Citizen Scientists Key to Halting Sudden Oak Death (Op-Ed)
Matteo Garbelotto is an extension specialist and adjunct professor in the Department of Environmental Science, Policy and Management at the University of California, Berkeley. An expert in forest pathology and emergent infectious disease, he contributed this article to LiveScience's Expert Voices: Op-Ed & Insights.
The notable achievements that can result from engaging citizens in research are well known, and the practice of working with so called "citizen scientists", aka volunteers, has been established since these individuals started playing a pivotal role in the counting of birds in the early 1900s.
Nonetheless, there is still a prevalent belief that volunteers can only participate in research programs basically as unpaid field technicians, playing a role that is strictly limited by the supervision of "professional" scientists.
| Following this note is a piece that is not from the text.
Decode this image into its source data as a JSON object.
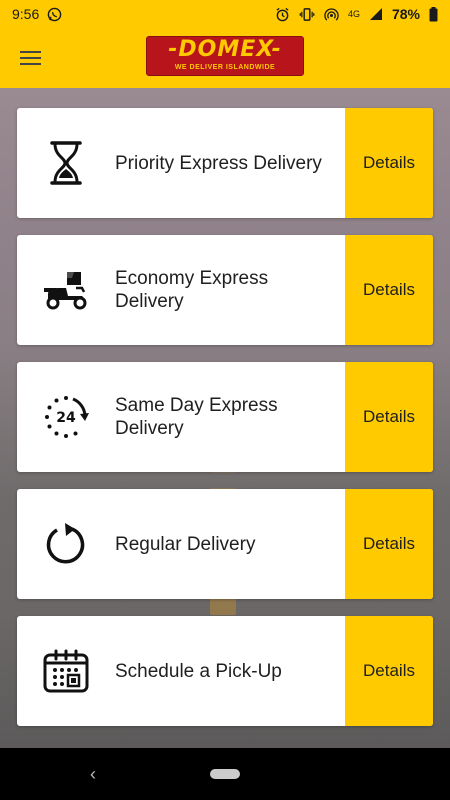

Despite statements on the need to move citizen science forward published as early as 2008, currently, the will of leading scientists and major funding agencies to trust citizen scientists' data and financially support large projects heavily relying on volunteers is simply wanting.
The educational role of any activity involving the public is not in discussion here, but I would like to present some insights based on my personal experience (now backed by results of recent peer-reviewed publications) and supported by newly announced citizen science projects.
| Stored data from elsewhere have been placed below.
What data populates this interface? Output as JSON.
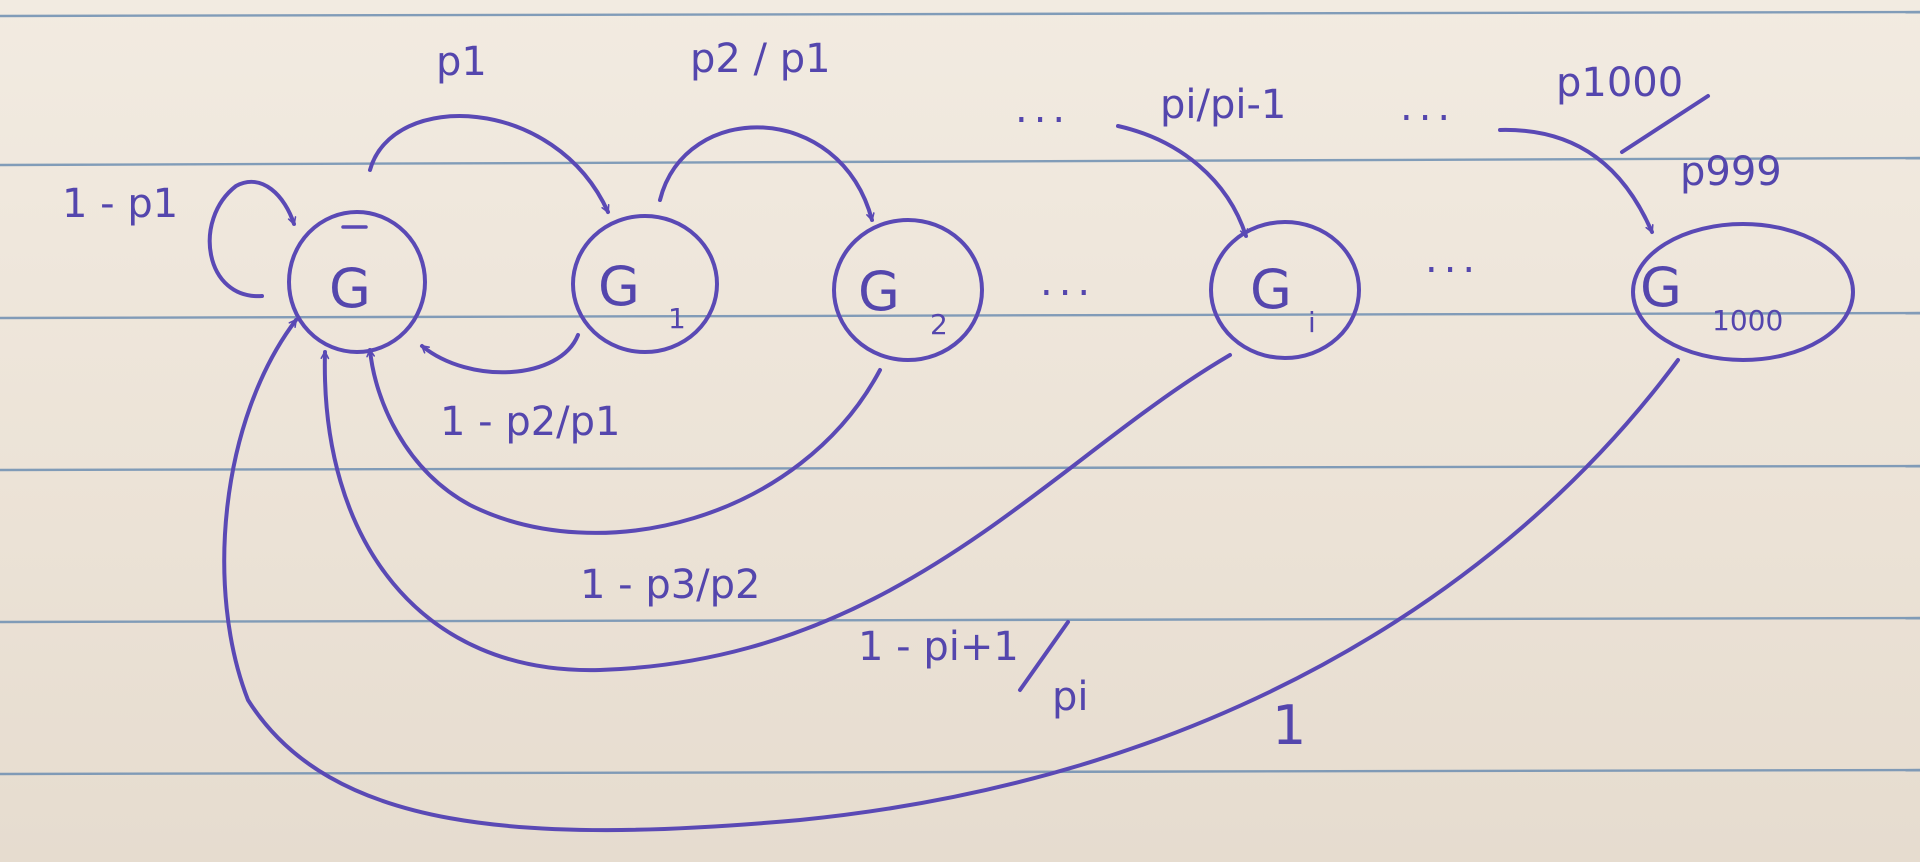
{
  "nodes": {
    "g_bar": {
      "main": "G",
      "sub": ""
    },
    "g1": {
      "main": "G",
      "sub": "1"
    },
    "g2": {
      "main": "G",
      "sub": "2"
    },
    "gi": {
      "main": "G",
      "sub": "i"
    },
    "g1000": {
      "main": "G",
      "sub": "1000"
    }
  },
  "edges": {
    "self_loop": "1 - p1",
    "g_to_g1": "p1",
    "g1_to_g2": "p2 / p1",
    "to_gi": "pi/pi-1",
    "to_g1000_top": "p1000",
    "to_g1000_bottom": "p999",
    "g1_back": "1 - p2/p1",
    "g2_back": "1 - p3/p2",
    "gi_back_top": "1 - pi+1",
    "gi_back_bottom": "pi",
    "g1000_back": "1"
  },
  "ellipsis": "...",
  "colors": {
    "ink": "#5a49b5",
    "paper": "#efe7dc",
    "rule": "#6e8fb2"
  }
}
After spending over 50 percent of my time since 2006 working with volunteers on large projects, it is my opinion that in a funding-limited world, one of the best ways to move basic science forward is to work closely with the invaluable resource volunteers provide. We should not only employ them to report or count organisms, but also treat them as peers and build strong cooperative efforts in which tasks are properly shared between professional and volunteer researchers.
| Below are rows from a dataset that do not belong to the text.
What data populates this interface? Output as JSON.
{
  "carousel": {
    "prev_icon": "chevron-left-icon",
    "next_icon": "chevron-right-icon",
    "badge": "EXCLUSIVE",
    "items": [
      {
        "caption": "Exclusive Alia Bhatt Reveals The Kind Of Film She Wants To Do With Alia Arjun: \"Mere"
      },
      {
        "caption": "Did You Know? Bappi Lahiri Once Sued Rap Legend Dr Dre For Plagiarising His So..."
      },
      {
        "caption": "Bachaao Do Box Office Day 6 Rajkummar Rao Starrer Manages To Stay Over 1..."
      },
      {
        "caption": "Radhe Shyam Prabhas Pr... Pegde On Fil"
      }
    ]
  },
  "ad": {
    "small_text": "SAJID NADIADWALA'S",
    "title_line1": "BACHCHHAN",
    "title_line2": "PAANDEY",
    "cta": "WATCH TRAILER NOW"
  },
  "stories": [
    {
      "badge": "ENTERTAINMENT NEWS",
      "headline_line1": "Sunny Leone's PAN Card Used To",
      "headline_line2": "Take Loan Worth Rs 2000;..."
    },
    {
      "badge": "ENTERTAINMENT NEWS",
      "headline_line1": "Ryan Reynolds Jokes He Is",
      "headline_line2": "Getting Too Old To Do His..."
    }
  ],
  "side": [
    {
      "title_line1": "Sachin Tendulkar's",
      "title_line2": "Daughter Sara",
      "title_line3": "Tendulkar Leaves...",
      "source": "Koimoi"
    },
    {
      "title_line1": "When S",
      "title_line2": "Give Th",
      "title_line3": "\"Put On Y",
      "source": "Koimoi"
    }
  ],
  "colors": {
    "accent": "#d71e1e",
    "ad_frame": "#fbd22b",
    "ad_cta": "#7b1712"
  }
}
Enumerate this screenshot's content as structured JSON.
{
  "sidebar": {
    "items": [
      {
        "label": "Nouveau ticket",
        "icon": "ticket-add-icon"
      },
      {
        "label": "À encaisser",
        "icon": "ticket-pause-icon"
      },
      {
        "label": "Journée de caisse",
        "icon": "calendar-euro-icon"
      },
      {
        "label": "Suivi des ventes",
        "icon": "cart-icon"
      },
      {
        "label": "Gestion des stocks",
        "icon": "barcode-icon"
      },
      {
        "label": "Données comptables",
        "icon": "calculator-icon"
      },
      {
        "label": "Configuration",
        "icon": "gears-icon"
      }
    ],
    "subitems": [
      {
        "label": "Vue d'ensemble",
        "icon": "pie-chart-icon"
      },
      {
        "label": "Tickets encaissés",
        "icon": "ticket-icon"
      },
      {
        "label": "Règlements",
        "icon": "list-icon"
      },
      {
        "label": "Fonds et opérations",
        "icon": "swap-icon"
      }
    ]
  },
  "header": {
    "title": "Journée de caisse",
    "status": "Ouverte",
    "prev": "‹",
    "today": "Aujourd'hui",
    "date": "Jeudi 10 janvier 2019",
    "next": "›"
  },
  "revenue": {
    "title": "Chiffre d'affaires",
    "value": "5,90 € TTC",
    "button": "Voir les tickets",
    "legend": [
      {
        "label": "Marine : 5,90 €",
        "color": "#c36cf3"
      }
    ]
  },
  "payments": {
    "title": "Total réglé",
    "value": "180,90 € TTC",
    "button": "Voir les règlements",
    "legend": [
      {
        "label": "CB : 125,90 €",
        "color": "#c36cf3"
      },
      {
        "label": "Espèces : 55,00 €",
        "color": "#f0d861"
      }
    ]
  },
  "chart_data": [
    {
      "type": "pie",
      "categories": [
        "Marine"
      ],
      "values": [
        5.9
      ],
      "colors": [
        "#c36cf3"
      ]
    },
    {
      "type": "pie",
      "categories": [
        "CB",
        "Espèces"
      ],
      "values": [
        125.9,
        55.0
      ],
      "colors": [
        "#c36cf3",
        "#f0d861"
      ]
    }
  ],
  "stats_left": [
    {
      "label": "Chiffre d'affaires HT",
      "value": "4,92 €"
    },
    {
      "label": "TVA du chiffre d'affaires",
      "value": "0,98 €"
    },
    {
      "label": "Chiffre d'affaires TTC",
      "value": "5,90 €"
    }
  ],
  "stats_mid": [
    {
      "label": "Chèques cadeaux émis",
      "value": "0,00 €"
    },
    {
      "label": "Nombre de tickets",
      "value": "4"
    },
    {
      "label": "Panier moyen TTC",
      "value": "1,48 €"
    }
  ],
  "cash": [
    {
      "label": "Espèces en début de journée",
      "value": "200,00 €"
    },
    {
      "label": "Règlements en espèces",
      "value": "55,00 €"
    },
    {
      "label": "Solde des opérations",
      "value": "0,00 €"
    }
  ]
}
I am a forest pathologist and part-time mycologist working on, among other projects, Sudden Oak Death (SOD), an exotic forest disease that is forever changing the composition of coastal forests in Northern California and Southern Oregon. In 2006, I decided to enlist volunteers to understand the fine-scale distribution of the disease. At that time, the cost of the operation was approximately $100,000, and I was able to fund it mostly because funding agencies and their grant reviewers recognized that the activity, called SOD blitzes, had a strong educational component — but, there was no belief the program could generate valid data.
We started by enlisting grass-roots environmental leaders in several communities and developed compulsory training sessions for each of them that guided hundreds of participants in properly identifying and collecting samples. We then used the bulk of the funding to process all collected plant material using laboratory tests that properly diagnose SOD.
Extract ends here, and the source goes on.